Make The NBA Preseason Fun, Affordable

Sunday night the Lakers were in Las Vegas — Showtime had arrived in the city of showgirls. A city where the mayor hints about getting an NBA franchise of their own. But the stadium was half full.

It was also half full in Fresno a couple nights earlier, and unlike Vegas its not like Fresno residents had a plethora of other entertainment options. The Lakers are not alone, half full crowds can be found across the NBA cities (and the towns they play in) this time of year.

You can blame the economy, when times are tight why spend hard-earned money to a meaningless exhibition game? But the other half of that equation is, the NBA preseason is tedious. It’s a slog for the players. Nobody seems to be having fun. Phil Jackson uses it to tinker with lineups, he doesn’t care about winning the games in the least. (You could argue Jackson does that up until about February.)

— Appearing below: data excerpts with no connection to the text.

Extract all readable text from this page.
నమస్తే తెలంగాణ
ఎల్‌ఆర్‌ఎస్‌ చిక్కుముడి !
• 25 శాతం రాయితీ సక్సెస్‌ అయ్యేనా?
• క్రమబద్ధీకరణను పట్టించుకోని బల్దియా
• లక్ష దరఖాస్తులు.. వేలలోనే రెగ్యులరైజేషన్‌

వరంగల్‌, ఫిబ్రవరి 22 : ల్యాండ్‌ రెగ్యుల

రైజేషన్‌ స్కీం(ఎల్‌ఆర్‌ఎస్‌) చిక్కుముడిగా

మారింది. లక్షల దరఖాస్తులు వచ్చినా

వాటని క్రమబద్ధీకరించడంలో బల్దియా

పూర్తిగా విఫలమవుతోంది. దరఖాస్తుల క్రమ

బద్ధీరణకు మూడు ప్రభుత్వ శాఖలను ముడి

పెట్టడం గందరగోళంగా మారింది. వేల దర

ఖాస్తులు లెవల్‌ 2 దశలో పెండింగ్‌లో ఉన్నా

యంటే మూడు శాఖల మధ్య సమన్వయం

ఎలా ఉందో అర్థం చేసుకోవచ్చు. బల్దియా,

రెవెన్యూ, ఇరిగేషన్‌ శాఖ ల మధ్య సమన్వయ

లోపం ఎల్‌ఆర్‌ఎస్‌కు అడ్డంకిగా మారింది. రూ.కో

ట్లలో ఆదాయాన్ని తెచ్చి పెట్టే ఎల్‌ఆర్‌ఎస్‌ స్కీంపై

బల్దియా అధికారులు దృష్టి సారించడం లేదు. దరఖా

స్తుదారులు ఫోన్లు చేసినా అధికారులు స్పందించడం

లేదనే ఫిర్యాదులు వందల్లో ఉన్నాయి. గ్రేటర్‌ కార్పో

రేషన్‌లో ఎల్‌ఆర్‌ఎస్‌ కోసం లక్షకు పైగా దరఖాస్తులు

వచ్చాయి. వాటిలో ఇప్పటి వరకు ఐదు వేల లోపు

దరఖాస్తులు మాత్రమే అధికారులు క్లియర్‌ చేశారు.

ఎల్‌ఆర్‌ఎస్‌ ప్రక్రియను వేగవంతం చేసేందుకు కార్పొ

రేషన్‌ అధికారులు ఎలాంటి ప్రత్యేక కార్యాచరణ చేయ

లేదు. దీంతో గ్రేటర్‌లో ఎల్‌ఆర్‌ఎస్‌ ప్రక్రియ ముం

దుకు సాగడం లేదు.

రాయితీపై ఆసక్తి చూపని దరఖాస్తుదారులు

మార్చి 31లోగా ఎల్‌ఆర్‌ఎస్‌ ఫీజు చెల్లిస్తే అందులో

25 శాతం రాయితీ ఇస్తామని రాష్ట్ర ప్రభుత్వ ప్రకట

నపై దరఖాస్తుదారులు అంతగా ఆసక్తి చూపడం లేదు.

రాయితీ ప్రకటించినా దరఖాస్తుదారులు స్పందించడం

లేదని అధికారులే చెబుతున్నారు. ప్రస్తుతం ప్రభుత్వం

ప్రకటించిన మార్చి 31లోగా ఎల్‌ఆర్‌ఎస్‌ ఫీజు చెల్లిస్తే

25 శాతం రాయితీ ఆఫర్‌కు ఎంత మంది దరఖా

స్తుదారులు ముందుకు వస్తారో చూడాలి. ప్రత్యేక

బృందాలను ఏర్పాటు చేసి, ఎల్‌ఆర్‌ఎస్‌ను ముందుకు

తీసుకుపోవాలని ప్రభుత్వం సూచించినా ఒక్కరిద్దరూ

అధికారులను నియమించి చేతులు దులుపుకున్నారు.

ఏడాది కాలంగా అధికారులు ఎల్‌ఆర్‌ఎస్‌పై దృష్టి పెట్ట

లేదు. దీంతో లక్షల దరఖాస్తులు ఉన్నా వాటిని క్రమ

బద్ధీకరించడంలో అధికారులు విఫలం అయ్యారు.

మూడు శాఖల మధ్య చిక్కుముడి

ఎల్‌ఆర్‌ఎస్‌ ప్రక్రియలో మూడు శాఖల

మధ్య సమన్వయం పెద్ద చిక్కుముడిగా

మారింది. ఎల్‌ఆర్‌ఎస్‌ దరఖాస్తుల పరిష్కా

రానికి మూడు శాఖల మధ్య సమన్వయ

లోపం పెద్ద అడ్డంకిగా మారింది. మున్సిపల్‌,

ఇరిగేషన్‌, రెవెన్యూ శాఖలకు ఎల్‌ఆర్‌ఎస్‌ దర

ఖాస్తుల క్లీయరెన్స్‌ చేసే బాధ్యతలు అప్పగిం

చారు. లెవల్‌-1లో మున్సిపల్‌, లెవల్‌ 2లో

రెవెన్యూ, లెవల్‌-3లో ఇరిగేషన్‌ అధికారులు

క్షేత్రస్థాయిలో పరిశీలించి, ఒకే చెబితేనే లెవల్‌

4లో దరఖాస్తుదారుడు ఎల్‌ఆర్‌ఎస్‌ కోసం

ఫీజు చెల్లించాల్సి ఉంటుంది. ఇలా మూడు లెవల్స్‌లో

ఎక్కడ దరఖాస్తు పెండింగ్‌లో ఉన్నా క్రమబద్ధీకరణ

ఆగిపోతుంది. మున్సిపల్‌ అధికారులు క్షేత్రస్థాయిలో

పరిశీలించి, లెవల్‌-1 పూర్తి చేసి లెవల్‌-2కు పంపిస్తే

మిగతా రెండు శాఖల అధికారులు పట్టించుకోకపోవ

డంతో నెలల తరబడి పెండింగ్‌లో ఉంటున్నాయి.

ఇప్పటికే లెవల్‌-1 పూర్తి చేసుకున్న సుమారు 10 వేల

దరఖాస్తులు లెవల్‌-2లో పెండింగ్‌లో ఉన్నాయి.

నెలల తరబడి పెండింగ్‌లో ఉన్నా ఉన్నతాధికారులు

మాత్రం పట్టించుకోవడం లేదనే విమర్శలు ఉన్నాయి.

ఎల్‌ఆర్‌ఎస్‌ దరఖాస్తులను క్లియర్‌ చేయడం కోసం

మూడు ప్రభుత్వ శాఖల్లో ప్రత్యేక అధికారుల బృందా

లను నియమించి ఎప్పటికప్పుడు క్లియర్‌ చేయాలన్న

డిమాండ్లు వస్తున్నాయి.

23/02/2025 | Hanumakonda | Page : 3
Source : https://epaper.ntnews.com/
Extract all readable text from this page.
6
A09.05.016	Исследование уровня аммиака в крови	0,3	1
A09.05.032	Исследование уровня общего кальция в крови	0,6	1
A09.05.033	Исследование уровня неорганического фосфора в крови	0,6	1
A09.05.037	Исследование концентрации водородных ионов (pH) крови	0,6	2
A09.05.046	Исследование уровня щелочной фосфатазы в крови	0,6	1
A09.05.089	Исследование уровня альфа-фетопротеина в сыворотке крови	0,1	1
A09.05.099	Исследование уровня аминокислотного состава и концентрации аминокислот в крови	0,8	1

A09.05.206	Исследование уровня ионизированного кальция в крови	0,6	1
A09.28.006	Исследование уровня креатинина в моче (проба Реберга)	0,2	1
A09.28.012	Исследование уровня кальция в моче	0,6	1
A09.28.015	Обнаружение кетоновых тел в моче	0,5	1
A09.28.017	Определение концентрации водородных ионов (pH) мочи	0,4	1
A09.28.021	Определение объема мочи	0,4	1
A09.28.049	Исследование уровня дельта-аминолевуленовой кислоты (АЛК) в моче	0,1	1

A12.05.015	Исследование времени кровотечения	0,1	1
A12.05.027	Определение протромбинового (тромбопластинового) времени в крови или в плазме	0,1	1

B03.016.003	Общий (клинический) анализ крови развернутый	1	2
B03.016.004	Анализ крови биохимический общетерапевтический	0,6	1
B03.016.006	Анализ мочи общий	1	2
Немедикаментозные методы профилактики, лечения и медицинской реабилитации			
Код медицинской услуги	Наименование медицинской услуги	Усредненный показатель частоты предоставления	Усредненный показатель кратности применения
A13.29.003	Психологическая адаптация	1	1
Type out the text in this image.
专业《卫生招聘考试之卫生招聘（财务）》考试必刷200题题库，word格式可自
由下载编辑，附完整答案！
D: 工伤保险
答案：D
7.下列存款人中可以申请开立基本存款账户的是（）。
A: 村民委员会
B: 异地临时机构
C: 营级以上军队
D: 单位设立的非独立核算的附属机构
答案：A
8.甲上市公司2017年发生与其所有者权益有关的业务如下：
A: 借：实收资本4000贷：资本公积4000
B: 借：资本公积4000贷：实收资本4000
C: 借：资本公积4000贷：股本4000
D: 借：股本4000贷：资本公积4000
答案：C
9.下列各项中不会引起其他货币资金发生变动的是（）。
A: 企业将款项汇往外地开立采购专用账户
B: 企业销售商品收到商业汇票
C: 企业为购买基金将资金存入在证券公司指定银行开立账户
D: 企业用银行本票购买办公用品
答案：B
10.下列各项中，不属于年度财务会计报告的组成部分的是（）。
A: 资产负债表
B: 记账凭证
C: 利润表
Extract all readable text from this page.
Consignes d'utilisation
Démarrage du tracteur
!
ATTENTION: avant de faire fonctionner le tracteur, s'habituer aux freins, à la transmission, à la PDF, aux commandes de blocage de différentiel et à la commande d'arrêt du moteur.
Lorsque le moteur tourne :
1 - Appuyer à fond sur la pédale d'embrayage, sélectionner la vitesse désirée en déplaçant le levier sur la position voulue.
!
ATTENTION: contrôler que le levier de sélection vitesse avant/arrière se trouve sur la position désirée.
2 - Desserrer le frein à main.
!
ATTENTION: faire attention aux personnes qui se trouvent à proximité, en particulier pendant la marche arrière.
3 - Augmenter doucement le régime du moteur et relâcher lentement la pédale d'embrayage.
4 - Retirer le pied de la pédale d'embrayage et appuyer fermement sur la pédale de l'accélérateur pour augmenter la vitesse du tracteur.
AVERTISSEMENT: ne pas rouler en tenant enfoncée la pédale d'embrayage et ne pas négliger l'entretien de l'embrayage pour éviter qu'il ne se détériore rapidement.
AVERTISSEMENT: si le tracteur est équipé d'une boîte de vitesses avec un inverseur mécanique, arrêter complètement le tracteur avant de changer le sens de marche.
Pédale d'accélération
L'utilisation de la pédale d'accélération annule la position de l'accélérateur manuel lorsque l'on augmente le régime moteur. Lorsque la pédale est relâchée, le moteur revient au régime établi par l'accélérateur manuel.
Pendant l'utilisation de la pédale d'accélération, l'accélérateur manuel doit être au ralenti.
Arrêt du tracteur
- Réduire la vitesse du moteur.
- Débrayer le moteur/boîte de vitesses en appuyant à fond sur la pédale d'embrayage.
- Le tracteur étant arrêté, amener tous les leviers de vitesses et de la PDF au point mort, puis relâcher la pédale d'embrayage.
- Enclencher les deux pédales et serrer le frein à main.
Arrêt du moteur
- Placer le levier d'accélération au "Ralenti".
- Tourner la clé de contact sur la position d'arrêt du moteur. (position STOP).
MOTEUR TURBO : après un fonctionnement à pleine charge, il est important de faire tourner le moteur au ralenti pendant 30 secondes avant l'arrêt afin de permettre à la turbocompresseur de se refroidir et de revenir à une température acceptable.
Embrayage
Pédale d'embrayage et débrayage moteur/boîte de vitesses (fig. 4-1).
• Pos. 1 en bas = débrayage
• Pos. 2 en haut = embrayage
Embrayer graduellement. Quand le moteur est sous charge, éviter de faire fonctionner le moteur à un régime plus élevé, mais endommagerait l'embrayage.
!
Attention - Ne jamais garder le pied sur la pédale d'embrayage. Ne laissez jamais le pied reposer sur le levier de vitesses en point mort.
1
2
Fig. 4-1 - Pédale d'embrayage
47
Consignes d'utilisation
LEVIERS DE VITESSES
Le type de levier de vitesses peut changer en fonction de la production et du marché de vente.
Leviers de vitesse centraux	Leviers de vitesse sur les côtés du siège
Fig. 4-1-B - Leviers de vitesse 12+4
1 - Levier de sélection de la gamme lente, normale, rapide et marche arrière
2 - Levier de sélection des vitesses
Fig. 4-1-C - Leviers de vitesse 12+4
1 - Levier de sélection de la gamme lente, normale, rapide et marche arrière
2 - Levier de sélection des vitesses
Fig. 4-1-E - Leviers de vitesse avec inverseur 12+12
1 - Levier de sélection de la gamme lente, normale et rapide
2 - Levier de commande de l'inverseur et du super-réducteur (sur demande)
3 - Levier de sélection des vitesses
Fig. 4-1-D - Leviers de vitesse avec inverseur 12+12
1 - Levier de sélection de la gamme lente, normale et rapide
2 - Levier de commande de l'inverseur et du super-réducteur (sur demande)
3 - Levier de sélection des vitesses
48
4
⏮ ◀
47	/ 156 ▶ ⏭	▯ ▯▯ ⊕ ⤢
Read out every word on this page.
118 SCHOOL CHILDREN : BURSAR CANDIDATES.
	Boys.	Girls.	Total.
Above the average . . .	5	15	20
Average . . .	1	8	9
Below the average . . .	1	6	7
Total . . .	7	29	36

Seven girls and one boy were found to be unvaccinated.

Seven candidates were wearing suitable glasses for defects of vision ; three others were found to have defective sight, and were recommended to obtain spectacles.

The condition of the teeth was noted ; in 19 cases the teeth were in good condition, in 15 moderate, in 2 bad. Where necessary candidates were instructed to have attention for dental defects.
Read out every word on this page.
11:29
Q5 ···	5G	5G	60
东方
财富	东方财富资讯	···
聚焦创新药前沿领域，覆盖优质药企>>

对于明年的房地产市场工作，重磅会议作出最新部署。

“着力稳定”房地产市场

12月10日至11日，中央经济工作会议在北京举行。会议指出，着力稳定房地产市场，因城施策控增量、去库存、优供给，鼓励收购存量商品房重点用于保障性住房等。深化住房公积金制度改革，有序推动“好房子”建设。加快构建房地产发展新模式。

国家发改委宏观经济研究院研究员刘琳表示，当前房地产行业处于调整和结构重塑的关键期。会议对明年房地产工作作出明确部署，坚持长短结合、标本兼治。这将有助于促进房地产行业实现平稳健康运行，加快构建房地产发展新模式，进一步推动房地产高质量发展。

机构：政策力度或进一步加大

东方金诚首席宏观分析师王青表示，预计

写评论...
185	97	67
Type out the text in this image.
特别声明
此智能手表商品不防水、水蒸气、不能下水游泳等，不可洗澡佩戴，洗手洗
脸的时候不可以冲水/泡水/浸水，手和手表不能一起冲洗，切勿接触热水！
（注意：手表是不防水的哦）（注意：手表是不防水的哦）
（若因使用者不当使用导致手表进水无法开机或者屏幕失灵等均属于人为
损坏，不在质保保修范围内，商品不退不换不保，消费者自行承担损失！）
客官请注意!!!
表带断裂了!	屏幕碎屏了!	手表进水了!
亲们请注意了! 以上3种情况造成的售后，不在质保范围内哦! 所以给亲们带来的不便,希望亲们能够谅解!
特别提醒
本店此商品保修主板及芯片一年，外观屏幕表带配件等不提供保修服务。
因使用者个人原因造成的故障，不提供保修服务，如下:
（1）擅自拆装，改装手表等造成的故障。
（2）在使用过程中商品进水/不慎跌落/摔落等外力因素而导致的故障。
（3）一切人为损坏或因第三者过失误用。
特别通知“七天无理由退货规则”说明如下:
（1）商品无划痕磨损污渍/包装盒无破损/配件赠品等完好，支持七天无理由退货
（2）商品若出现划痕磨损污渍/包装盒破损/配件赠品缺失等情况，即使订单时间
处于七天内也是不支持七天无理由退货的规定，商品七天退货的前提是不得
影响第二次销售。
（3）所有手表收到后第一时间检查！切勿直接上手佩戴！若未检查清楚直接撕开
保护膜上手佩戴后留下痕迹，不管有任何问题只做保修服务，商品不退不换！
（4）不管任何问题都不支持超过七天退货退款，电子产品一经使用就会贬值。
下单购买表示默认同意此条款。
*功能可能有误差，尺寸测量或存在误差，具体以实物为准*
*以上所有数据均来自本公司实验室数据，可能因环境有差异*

It doesn't have to be that way. People flock to baseball’s meaningless games featuring guys that will spend most of the season in small towns and on buses. But there is something romantic about spring and Spring Training, about rebirth of a team and a season that will go through the summer. That feeling (and the affordable tickets) draws people under 50 to Florida and Arizona every spring.

The NBA preseason is about as romantic as Al Bundy. When the Lakers play at Staples Center, fans (including season ticket holders who have no choice) pay regular season price. The passion of the regular season is lacking.

Ross Siler (formerly of the Daily News in town, now with the Salt Lake Tribune) came up with some ideas to enliven the NBA preseason. Have all the teams in just a couple cities (Vegas and Miami?), and have those teams playing in tournaments against one another. Have them play in smaller arenas and small towns, sort of an NBA barnstorming tour. Have the team’s legendary players there to shake hands.

But the best idea was the most simple —  keep the prices down.

Have tickets for a Lakers game at $25 to be down low, $5 to sit way up high. For that price, I’m fine watching Joe Crawford or DJ Mbenga play 30 minutes. The profit is in the parking and beer sales anyway. But get some of the average fans, the ones who watch religiously on television but can’t afford even the cheap seats, a chance to watch their heroes live. Let them get the feel of an NBA game.

That would make the NBA season something people would gladly pay for.